Sure enough, he got that deal and after the success of Star Wars, he did it again.

Since he controlled the sequel rights, the studio had to negotiate a new deal to make the film’s sequels and once again Lucas approached this in an unorthodox way. This time he decided to self-finance the sequel, allow the studio to only pay for the rights to distribute the film, and retained ownership of the sequel and its merchandise rights.

It was a groundbreaking (and mega-successful) deal. But it was also an unprecedented one only made possible by Lucas’ ability to see negotiations not as a series of binary choices — this this pay or leave it — but rather as an infinite set of options to explore.

You don’t have to be Peretti, Stern, or Lucas to see this.
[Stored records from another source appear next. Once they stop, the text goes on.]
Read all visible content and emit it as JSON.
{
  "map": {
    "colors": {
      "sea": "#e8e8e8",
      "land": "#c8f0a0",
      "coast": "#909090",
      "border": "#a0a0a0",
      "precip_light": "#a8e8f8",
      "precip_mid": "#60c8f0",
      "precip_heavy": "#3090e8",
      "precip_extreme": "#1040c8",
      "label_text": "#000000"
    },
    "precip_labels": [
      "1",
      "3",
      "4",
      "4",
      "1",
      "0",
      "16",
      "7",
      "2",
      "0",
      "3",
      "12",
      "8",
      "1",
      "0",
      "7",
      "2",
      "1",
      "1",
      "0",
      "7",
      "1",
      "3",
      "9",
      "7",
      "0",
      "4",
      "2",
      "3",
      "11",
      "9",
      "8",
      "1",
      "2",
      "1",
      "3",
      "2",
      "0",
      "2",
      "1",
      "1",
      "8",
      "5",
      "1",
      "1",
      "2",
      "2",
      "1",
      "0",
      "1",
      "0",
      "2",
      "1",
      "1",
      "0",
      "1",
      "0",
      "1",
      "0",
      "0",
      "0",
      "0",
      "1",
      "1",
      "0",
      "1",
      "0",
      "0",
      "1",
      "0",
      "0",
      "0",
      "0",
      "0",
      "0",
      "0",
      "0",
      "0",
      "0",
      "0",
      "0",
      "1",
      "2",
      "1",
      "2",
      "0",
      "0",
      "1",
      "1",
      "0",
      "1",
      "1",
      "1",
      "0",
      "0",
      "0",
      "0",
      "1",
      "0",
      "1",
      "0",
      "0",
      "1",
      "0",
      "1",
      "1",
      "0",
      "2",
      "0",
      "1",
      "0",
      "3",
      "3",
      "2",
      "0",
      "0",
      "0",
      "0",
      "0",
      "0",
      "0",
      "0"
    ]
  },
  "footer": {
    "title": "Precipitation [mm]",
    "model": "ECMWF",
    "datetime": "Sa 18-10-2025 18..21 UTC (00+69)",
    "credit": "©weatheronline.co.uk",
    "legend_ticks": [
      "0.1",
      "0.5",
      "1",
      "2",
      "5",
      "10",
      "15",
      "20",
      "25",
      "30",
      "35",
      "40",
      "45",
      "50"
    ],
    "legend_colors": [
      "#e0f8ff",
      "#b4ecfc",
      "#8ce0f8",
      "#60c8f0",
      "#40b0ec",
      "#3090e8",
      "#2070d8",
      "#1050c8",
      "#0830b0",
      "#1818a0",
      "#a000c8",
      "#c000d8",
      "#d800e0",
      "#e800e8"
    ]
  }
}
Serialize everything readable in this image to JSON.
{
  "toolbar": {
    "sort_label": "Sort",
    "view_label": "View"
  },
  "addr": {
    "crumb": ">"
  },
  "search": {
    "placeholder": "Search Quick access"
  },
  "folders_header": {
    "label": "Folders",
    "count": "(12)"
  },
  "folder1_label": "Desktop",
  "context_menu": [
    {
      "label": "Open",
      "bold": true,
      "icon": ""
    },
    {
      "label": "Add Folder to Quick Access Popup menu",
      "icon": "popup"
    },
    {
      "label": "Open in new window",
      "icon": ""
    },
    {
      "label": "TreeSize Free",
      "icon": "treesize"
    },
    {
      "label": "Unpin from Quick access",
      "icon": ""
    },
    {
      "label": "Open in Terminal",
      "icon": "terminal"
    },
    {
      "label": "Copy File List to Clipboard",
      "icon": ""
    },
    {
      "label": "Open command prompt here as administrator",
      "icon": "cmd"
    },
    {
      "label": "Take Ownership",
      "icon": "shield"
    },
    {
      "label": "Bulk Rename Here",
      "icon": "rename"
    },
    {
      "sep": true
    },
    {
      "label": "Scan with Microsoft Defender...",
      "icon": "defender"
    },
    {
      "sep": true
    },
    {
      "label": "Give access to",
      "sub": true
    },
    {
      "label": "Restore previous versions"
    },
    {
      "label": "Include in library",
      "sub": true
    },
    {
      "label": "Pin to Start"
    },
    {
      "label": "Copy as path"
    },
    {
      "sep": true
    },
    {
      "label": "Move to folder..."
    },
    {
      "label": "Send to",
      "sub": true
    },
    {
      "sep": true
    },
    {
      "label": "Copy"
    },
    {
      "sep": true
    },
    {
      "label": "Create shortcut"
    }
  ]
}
While the examples above demonstrate extreme success, the underlying concepts are applicable to any decision you make.

When asked to complete a task in your job, recognize there may be more than one way to do it.

When faced with a career decisions, acknowledge there may be opportunities you haven’t considered.

And when given a choice between two things in your life, remember there’s always a third option.

You just have to be courageous and curious enough to discover it.